The impact torque adjusting device of the hydraulic torque wrench of the present invention is capable of enhancing the precision of the magnitude of the impact torque generated by the impact torque generating device of the hydraulic torque wrench, shortening the generation period of impact toques, and enhancing the durability of the impact torque generating device of the hydraulic torque wrench, when rotating in two directions, that is, in normal rotation (when tightening) and in reverse rotation (when loosening), and is hence preferably used in an application of a hydraulic torque wrench making use of the impact torque adjusting device of the hydraulic torque wrench.

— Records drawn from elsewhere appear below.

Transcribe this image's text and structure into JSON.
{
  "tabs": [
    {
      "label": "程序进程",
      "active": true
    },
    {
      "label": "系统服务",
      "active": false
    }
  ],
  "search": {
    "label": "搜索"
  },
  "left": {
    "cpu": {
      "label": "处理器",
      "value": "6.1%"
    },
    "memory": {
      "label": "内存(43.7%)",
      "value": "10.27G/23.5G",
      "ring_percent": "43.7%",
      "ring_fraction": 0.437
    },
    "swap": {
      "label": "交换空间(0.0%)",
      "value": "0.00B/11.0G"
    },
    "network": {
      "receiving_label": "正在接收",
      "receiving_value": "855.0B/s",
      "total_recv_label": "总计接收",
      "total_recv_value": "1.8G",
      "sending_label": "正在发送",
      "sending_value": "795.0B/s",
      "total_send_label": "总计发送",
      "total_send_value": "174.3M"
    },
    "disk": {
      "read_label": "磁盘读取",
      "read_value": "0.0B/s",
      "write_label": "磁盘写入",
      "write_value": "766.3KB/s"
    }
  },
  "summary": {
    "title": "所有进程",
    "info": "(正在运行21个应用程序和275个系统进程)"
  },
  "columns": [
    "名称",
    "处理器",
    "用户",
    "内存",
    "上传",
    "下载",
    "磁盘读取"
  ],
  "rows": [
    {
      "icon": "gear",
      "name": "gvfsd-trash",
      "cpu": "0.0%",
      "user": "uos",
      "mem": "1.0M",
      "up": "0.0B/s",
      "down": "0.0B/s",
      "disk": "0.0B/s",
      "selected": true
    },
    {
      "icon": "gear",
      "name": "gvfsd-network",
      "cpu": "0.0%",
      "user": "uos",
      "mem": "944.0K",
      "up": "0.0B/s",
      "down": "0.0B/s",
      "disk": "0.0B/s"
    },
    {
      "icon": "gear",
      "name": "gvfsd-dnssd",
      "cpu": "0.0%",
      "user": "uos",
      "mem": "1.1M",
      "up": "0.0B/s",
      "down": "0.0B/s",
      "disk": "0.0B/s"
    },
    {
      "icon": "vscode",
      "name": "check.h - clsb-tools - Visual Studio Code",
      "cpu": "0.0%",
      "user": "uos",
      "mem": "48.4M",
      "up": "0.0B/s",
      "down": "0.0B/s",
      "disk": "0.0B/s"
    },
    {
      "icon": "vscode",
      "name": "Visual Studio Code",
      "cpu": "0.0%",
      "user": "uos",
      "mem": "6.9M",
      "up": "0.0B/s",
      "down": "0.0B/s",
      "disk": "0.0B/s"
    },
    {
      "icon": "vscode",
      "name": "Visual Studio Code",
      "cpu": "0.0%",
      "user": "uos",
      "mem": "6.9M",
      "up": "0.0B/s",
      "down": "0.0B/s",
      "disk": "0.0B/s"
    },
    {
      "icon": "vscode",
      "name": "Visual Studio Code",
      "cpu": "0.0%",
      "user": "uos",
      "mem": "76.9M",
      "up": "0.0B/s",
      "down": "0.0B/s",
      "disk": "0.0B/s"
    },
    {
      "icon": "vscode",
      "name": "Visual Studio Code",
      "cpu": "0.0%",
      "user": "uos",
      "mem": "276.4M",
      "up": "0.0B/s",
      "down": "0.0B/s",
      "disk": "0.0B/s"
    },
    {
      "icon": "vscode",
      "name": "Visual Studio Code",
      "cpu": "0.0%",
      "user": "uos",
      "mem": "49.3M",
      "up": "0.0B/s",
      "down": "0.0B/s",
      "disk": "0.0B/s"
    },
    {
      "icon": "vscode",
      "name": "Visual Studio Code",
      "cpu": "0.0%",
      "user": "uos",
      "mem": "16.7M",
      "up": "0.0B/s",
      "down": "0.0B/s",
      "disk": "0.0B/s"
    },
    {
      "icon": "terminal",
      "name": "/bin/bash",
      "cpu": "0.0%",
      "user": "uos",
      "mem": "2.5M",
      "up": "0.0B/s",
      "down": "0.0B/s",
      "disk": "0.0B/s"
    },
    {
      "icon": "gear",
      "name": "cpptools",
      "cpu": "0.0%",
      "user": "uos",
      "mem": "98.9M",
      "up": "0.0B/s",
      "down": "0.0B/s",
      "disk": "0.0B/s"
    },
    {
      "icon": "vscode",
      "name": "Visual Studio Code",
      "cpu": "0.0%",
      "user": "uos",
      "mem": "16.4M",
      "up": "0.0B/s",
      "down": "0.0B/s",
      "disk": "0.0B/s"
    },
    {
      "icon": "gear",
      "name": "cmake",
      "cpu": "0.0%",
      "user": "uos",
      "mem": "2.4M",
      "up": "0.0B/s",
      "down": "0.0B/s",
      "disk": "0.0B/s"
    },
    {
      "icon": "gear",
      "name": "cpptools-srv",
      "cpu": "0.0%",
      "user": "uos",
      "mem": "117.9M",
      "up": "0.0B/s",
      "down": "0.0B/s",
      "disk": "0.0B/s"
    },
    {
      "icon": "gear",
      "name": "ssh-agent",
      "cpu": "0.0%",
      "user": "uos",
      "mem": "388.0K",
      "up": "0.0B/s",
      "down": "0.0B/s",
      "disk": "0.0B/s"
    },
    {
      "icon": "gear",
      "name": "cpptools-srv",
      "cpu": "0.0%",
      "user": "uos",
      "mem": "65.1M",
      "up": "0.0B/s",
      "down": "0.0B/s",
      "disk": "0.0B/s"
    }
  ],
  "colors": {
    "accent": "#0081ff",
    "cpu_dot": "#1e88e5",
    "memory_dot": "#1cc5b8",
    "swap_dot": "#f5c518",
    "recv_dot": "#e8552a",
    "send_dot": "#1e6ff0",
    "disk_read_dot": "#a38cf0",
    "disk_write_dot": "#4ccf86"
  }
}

Description of the Reference Numerals

1: Hydraulic torque wrench
2: Main valve
3: Normal and reverse rotation changeover valve
4: Rotor
5: Impact torque generating device
6: Case
7: Liner
7a: Liner upper lid
7b: Liner lower lid
7c: Fluid path
7d: Fluid path
8: Main shaft
8a: Blade insertion part
9: Blade
10: Spring
11: Output adjusting mechanism
11a: Operation shaft
11b: Working fluid path
11c: Spring
11d: Valve body
11e: Oil chamber
12: Magnetorestrictive torque detection mechanism
13: Shut-off valve mechanism
14b: Working fluid path
14c: Spring
14d: Valve body
14e: Oil chamber
15b: Working fluid chamber
15c: Spring
15d: Valve body
15e: Oil chamber
15f: Spring holder-guide
B: Relief valve
H: High-pressure chamber
L: Low-pressure chamber

Claims

A impact torque adjusting device of a hydraulic torque wrench, being a impact toque adjusting device of a hydraulic torque wrench comprising a liner which is rotated by a rotor, a main shaft disposed inside of the liner, and blades, wherein a working fluid path is formed to communicate in the inside of the liner working as a high-pressure chamber and a low-pressure chamber at the time of generation of a impact torque, a valve body is disposed in the working fluid path being biased in a direction of releasing the working fluid path, the rear back side of the valve body is provided with an oil chamber communicating with a blade insertion part of the main shaft by way of a fluid path formed in a liner lid, and the working fluid path is narrowed depending on an elevation of the pressure of the working fluid in the blade insertion part of the main shaft elevating along with an elevation of the pressure of the working fluid in the high-pressure chamber.
The impact torque adjusting device of the hydraulic torque wrench according to claim 1, wherein the valve body is assembled into an output adjusting mechanism for adjusting the magnitude of the impact torque.
The impact torque adjusting device of the hydraulic torque wrench according to claim 1 or 2, wherein two valve bodies are disposed oppositely to each other across the working fluid path, and the rear back side of each valve body is provided with an oil chamber for communicating with a blade insertion part of the main shaft by way of a fluid path formed in a liner upper lid and a lower lid, and the two valve bodies move so as to narrow the working fluid path, depending on an elevation of the pressure of the working fluid in the blade insertion part of the main shaft elevating along with an elevation of the pressure of the working fluid in the high-pressure chamber.